Most of them have flocked to the township of Jarmana, a low-income area of the Syrian capital, where one of the largest Iraqi refugee communities in Syria reside.
Jarmana officials say they have registered more than 2000 Iraqi families fleeing the suburbs due to fierce fighting between Syrian rebels and government troops.
They said many Syrian families had also fled but they have returned to their homes when Syrian troops flushed out the rebels.
The fleeing Iraqi families have been housed in school buildings in Jarmana but now with they are told they will have to leave before the school term starts in Syria in September.
Since their relocation, they say, they have been almost neglected by the U.N. refugee agency which used to look after hundreds of thousands of Iraqi refugees in Syria.
A refugee, who spoke on condition his identity is not revealed, urged the agency not to leave them to their own and work with the Iraqi authorities to “find some way to improve our living conditions.”
He said all the U.N. agency did was giving each family $150 and some blankets and asking them to leave the school building they had fled to in Jarmana.
He said he and other families were living in the town of Hujair close to Damascus.
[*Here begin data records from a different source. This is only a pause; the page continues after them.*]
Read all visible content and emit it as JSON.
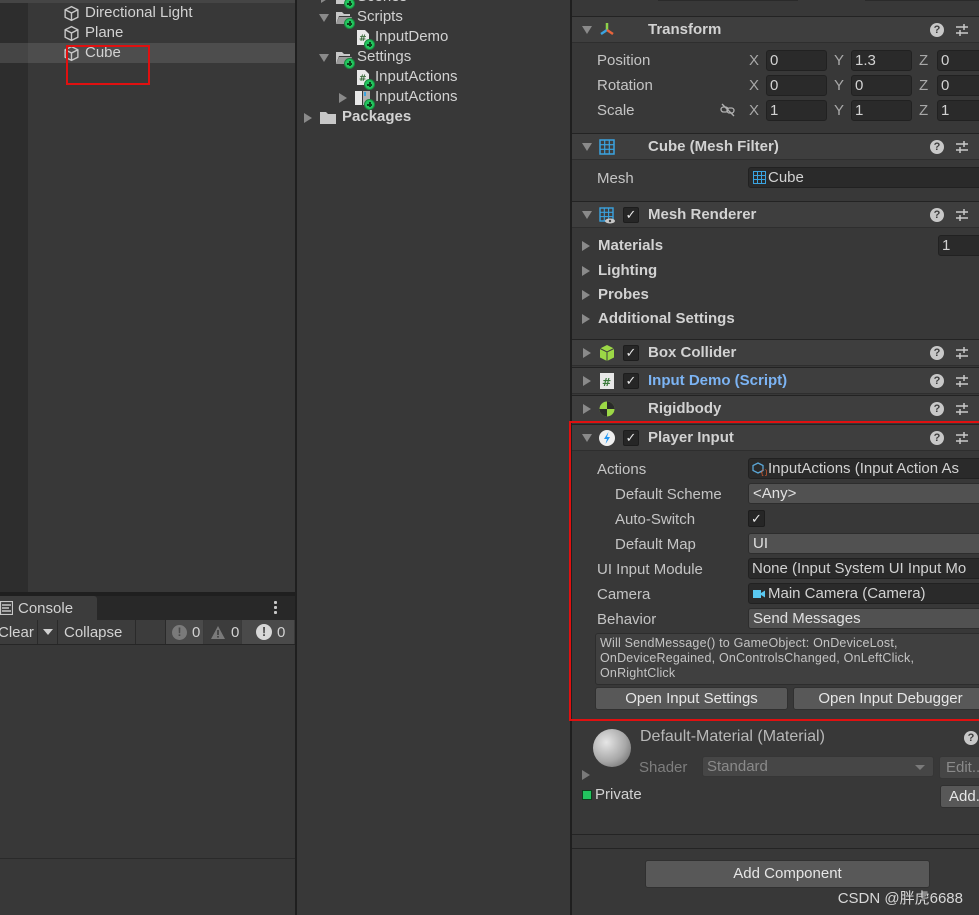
{
  "hierarchy": {
    "items": [
      {
        "label": "Directional Light",
        "icon": "gameobject-cube-icon"
      },
      {
        "label": "Plane",
        "icon": "gameobject-cube-icon"
      },
      {
        "label": "Cube",
        "icon": "gameobject-cube-icon",
        "selected": true
      }
    ],
    "highlight_color": "#e01010"
  },
  "console": {
    "tab_label": "Console",
    "clear_label": "Clear",
    "collapse_label": "Collapse",
    "info_count": "0",
    "warning_count": "0",
    "error_count": "0"
  },
  "project": {
    "items": [
      {
        "label": "Scenes",
        "type": "folder",
        "expanded": false
      },
      {
        "label": "Scripts",
        "type": "folder",
        "expanded": true
      },
      {
        "label": "InputDemo",
        "type": "script"
      },
      {
        "label": "Settings",
        "type": "folder",
        "expanded": true
      },
      {
        "label": "InputActions",
        "type": "script"
      },
      {
        "label": "InputActions",
        "type": "input-actions-asset",
        "expanded": false
      },
      {
        "label": "Packages",
        "type": "folder",
        "expanded": false
      }
    ]
  },
  "inspector": {
    "transform": {
      "title": "Transform",
      "position": {
        "label": "Position",
        "x": "0",
        "y": "1.3",
        "z": "0"
      },
      "rotation": {
        "label": "Rotation",
        "x": "0",
        "y": "0",
        "z": "0"
      },
      "scale": {
        "label": "Scale",
        "x": "1",
        "y": "1",
        "z": "1"
      }
    },
    "mesh_filter": {
      "title": "Cube (Mesh Filter)",
      "mesh_label": "Mesh",
      "mesh_value": "Cube"
    },
    "mesh_renderer": {
      "title": "Mesh Renderer",
      "enabled": true,
      "materials_label": "Materials",
      "materials_count": "1",
      "lighting_label": "Lighting",
      "probes_label": "Probes",
      "additional_label": "Additional Settings"
    },
    "box_collider": {
      "title": "Box Collider",
      "enabled": true
    },
    "input_demo": {
      "title": "Input Demo (Script)",
      "enabled": true,
      "title_color": "#7cb4f4"
    },
    "rigidbody": {
      "title": "Rigidbody"
    },
    "player_input": {
      "title": "Player Input",
      "enabled": true,
      "actions_label": "Actions",
      "actions_value": "InputActions (Input Action As",
      "default_scheme_label": "Default Scheme",
      "default_scheme_value": "<Any>",
      "auto_switch_label": "Auto-Switch",
      "auto_switch_checked": true,
      "default_map_label": "Default Map",
      "default_map_value": "UI",
      "ui_input_module_label": "UI Input Module",
      "ui_input_module_value": "None (Input System UI Input Mo",
      "camera_label": "Camera",
      "camera_value": "Main Camera (Camera)",
      "behavior_label": "Behavior",
      "behavior_value": "Send Messages",
      "help_text": "Will SendMessage() to GameObject: OnDeviceLost, OnDeviceRegained, OnControlsChanged, OnLeftClick, OnRightClick",
      "open_settings_label": "Open Input Settings",
      "open_debugger_label": "Open Input Debugger"
    },
    "material": {
      "title": "Default-Material (Material)",
      "shader_label": "Shader",
      "shader_value": "Standard",
      "edit_label": "Edit...",
      "private_label": "Private",
      "add_label": "Add..."
    },
    "add_component_label": "Add Component",
    "help_glyph": "?"
  },
  "watermark": "CSDN @胖虎6688"
}
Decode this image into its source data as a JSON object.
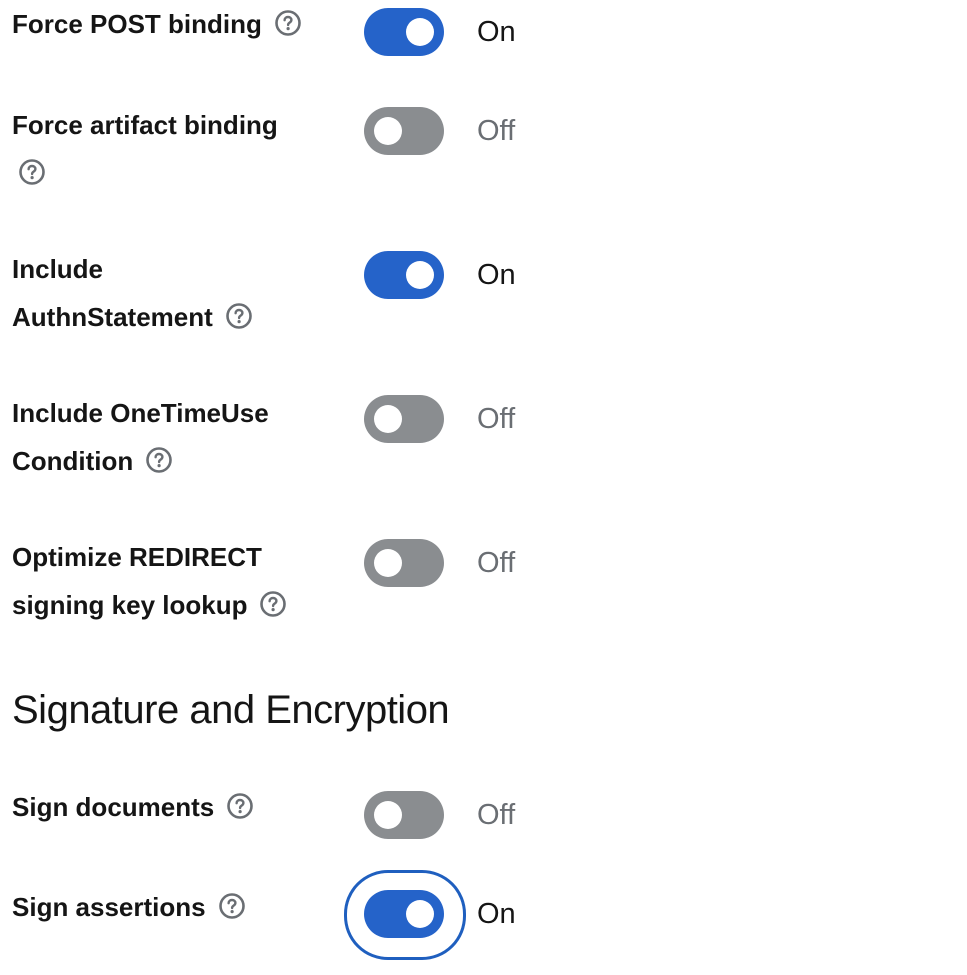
{
  "settings": [
    {
      "label": "Force POST binding",
      "state": "On"
    },
    {
      "label": "Force artifact binding",
      "state": "Off"
    },
    {
      "label": "Include AuthnStatement",
      "state": "On"
    },
    {
      "label": "Include OneTimeUse Condition",
      "state": "Off"
    },
    {
      "label": "Optimize REDIRECT signing key lookup",
      "state": "Off"
    }
  ],
  "section": {
    "title": "Signature and Encryption",
    "settings": [
      {
        "label": "Sign documents",
        "state": "Off"
      },
      {
        "label": "Sign assertions",
        "state": "On"
      }
    ]
  },
  "icons": {
    "help": "help-circle-icon"
  },
  "colors": {
    "switch_on": "#2563c9",
    "switch_off": "#8a8d90",
    "focus_ring": "#1f5fbf",
    "text": "#151515",
    "off_text": "#6a6e73"
  }
}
He said most of them were threatened by the rebels and were afraid to go back.
A woman refugee with three children said the Syrian Red Crescent, the Muslim affiliate of the Red Cross, had done its best to house them temporarily in a school building. “Now we are told to leave and find somewhere else to live, but we cannot afford it,” she said.
“I lived in an area where I paid about $100 a month for a small flat. When I fled I left the little I had behind and rents are higher in Damascus and I cannot go back to the same place,” she said.
Riyadh Shallal, a member of the municipal council in Jarmana, said initially they had to deal with more than 2,000 Iraqi refugee families. “We opened the school buildings for them and offered them through the Red Crescent some help,” he said.
However, Shallal said while he sympathized with the plight of Iraqi refugees, it was the U.N. refugee agency (UNHCR) which was under obligation to look after them.
“The U.N. has given each Iraqi family advanced payments for three months and a sum of money to cover for a limited period to time to rent a house,” he added.
But our correspondent said he found the refugees living in squalor conditions. Most of them had no belongings apart from some mattresses and blankets.